Bertie Barber was born Herbert John in Carleton Rode in 1892. His parents were William George, a yardman on a farm, and Alice Laura (nee Quantrill from Wymondham); they lived at ‘The Gates’ Rode Lane (near Kendal Lodge), the same location as the Leverett family (see Ambrose). Bertie had one younger sister who was variously recorded as Sarah Elizabeth, Elizabeth Sarah, Eliza or Bessie. She left school in 1908 and went to work as a domestic servant at Holt House School for Girls in Fakenham run by the McLaren sisters and their mother. We believe that she married a Benjamin Smith in 1915. Bertie’s mother died in 1903 and his father remarried; Margaret Sage (from Kenninghall.)

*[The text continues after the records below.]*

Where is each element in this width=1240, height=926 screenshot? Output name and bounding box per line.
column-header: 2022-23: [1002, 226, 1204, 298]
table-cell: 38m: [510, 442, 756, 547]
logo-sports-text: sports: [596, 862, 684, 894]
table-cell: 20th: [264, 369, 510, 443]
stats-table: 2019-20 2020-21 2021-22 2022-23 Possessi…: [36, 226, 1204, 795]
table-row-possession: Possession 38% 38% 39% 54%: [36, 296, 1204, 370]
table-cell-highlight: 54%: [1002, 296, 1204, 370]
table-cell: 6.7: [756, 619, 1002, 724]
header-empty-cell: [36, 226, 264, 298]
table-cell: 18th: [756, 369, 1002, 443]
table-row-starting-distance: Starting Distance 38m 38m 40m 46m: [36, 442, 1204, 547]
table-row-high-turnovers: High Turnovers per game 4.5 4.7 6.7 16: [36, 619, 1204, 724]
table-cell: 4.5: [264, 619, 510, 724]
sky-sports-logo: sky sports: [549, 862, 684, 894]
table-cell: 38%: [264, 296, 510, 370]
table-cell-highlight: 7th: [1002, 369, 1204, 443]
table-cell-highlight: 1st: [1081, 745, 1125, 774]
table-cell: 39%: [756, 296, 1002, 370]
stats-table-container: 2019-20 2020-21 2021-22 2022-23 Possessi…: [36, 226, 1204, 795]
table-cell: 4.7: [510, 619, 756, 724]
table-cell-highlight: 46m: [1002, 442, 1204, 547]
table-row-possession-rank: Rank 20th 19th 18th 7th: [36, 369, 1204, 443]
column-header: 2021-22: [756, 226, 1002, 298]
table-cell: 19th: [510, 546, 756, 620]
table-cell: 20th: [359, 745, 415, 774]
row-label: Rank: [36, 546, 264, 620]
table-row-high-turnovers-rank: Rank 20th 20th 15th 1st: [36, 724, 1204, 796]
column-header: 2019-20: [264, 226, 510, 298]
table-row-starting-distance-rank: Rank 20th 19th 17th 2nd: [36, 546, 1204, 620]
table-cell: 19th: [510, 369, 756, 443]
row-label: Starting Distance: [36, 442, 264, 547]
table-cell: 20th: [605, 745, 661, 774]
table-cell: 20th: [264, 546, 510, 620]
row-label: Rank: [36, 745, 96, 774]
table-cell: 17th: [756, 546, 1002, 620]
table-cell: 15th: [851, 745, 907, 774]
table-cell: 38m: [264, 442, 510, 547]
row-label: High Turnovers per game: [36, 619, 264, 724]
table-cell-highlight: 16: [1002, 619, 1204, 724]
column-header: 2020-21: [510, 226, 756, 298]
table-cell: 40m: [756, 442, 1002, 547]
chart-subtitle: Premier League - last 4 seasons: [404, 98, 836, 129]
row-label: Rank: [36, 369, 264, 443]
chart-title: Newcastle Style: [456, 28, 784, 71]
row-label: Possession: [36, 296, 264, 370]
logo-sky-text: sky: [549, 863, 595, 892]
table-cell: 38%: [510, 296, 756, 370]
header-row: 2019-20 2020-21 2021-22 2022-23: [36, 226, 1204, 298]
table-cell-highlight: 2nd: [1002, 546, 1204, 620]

The family had a Willie Barber (professional soldier) lodging with them in 1911. Although he is not recorded on the Census as being a family member, we know from previous census returns and documents that he is William George’s brother and therefore Bertie’s uncle.
Bertie left school in September 1905 and by 1911 was a bricklayer’s labourer.
Bertie joined the Norfolk Regiment 7th Battalion as a Private and was posted to France in October 1915. Three months later on the 10th January 1916 he was killed and is buried at the Guards Cemetery, Windy Corner in Cuinchy, Pas de Calais.
Robert Graves, the famous poet and novelist, was stationed at Cuinchy several times and in a passage from his autobiography, Goodbye To All That, he describes one of the horrors that men had to deal with in the Great War – rats:
“Cuinchy bred rats. They came up from the canal, fed on the plentiful corpses, and multiplied exceedingly.”
The constant strain of being under fire and in danger would have been bad enough; but rats, lice and other privations must have made life almost unbearable for the front-line soldiers at times.